Hey all! This is a Carnival of Aces submission I was asked to post for someone who doesn’t have their own blog and wanted to remain anonymous.
I am a children’s librarian. I am also aromantic asexual. These two facts are deeply connected.
When I was a tween, going through books like they were popcorn, I never quite made the transition between children’s books and teen books, and I never really made the transition to adult books. There’s a very simple reason for that: I was put off by the omnipresent romance. The children’s books I liked that featured characters falling in love did so slowly, as a sideplot, often taking the entire book or multiple books to get into a relationship. Teen books had no such patience, and brought in descriptions of “hot” boys that I just never understood. And what they hinted at, the adult books openly stated: these characters are having sex.
As a baby ace, “the talk” had completedly blindsided me. I didn’t have urges or feelings hinting about the truth. I didn’t have the intellectual anatomical curiosity that had led another ace friend to put everything together.
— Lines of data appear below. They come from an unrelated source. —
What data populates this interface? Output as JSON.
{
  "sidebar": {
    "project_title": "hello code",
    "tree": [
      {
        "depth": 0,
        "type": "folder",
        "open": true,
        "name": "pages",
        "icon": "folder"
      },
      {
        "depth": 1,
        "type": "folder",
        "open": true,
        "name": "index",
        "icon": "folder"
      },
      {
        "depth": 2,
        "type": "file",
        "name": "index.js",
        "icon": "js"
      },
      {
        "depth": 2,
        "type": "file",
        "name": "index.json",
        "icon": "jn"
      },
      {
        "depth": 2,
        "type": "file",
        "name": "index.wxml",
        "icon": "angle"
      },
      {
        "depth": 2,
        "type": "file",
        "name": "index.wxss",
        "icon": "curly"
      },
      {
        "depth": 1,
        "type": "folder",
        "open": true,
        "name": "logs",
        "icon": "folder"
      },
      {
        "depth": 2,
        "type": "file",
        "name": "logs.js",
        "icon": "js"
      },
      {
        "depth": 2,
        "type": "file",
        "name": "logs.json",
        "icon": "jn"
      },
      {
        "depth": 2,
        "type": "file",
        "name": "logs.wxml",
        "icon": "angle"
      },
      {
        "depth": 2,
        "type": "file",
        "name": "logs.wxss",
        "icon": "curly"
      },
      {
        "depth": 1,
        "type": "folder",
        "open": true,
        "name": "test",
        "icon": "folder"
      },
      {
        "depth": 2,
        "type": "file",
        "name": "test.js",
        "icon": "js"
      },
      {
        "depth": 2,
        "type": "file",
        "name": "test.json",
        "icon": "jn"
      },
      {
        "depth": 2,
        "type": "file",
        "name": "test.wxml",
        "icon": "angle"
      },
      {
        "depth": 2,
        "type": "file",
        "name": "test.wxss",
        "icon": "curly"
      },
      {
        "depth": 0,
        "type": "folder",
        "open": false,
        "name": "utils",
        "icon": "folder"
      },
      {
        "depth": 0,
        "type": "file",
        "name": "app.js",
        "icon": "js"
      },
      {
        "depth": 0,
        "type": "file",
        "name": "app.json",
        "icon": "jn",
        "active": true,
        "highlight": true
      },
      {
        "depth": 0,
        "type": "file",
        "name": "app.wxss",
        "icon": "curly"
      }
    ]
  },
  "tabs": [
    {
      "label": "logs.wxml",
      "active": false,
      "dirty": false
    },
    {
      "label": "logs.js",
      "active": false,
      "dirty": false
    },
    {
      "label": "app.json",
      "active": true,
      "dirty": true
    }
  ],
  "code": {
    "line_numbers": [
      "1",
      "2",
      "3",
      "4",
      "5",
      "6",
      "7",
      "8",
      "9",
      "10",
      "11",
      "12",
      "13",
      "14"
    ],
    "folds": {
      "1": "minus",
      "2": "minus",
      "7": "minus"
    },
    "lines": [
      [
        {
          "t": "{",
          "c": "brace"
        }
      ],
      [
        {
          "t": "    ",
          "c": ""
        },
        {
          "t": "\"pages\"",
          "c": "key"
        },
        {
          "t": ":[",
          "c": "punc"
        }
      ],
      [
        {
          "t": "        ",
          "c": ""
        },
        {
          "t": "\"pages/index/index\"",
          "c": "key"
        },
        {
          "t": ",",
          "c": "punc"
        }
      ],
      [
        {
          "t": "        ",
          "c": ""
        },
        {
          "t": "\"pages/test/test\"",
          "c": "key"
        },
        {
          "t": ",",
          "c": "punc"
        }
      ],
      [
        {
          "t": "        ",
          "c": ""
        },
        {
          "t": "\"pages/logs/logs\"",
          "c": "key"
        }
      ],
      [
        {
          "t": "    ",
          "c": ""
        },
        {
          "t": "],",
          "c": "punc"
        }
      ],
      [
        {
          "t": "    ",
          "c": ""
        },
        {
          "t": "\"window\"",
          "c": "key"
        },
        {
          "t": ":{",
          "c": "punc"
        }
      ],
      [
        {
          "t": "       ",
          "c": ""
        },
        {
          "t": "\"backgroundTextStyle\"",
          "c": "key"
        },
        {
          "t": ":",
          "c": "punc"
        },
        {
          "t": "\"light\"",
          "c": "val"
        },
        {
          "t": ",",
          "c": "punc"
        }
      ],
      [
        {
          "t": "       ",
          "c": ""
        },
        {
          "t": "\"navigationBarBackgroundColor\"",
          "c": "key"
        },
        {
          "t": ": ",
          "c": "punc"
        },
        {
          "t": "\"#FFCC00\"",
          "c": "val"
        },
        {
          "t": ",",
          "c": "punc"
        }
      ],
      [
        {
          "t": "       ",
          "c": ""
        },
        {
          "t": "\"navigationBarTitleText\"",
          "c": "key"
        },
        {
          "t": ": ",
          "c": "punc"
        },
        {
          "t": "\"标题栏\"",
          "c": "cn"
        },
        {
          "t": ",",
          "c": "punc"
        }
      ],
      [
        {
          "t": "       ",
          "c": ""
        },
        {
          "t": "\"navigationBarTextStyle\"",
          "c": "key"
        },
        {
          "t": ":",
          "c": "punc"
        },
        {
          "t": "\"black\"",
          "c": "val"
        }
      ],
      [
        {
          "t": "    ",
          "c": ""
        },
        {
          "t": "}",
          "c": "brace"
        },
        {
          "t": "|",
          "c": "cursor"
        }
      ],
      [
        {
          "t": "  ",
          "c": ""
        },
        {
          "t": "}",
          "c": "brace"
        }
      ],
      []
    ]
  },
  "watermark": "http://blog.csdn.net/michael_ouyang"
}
I was completely disgusted, and was told that it would make sense when I’m older, that my feelings would make the gross parts bearable or even appealing.
Spoiler alert: it didn’t, and they didn’t. Since the books available to me offered girls effectively one alloromantic, allosexual narrative arc, I grew deeply alienated from female characters as a whole. I would gravitate towards narratives about boys and robots, leading to an infatuation with sci-fi and fantasy (where I could skip over the gratuitous sex scenes and get back to the adventures I enjoyed). Over a decade later, I’m still working on unraveling my internalized misogyny towards female characters.
I decided I wanted to be a librarian by age 13, and I’m still happiest in children’s spaces and children’s literature, where girls can do anything and not everything is about romance. But the children I work with haven’t gone through what I have. They know what romance is. They know that you can have crushes on the opposite sex, and a growing amount of books and representation is telling them they can have crushes on the same sex. Other authors tackle gender expression, telling children they can be gender-nonconforming, gender-expansive, trans, or nonbinary, and that it’s okay. Children are being offered a narrative for feelings they might not know how to express yet, but where does that leave kids like me? And where does that leave families who want their kids to grow up to be allies? I’ve had children ask me
if I have a boyfriend, if I have a crush, and then accuse me of lying when I say I don’t. Other than a flippant “some people like guys, some people like girls, and some people don’t like anyone” without any representation or narratives other than my own to back me up (I mean, they’ve already accused me of lying), I don’t really have a good answer.
I’ve pondered this for a very long time. There are a couple issues in the way. First, people get squeamish when talking to kids about sex. They’re perfectly happy to conflate sex and romance, because almost everyone experiences these orientations together, and romance is easy to demonstrate without getting genitals involved. Any discussion of an asexual character – probably an adult, but aroaces who have known this about themselves since childhood definitely exist – would therefore have to be framed as an aroace, which does a disservice to alloaro and alloace people alike. I don’t know how to solve this one. Aromanticism, asexuality and the fact that they don’t only exist in lockstep is a tough concept for adults, let
alone small children who need the subject matter to be extremely simplified. Additionally, people might assume that there are tons of children’s book characters who demonstrate friendship without having any romances. Children’s books may feature characters who never demonstrate romance, but none of them ever says the words “aromantic” or “asexual”, rejects romance as an option for themselves, or does anything that resonates on an aspec level other than sometimes living with friends instead of a partner or family.
I want kids to know that friendship and romance are equally valuable. I want kids to know that romance isn’t the only option, or a necessary stop on the road to adulthood. And I want future generations of baby aces to be able to step into teen spaces with the knowledge of a narrative for never developing the feelings almost every book is going to talk about. I know that it’ll take a while before there will be good aspec books for kids, but that while won’t take as long if we start now.
I want to give a shout-out to the four books I know of published for children, all from the middle grade category, that feature aspec characters or narratives:
– A-Okay, Jarad Greene, 2021 (bonus points for being a graphic novel!)
– Every Bird a Prince, Jenn Reese, 2022
– Hazel’s Theory of Evolution, Lisa Jenn Bigelow, 2019
– Rick, Alex Gino, 2020
Thanks for proving me wrong, ever-so-slightly. Picture book creators, now’s your chance to make history!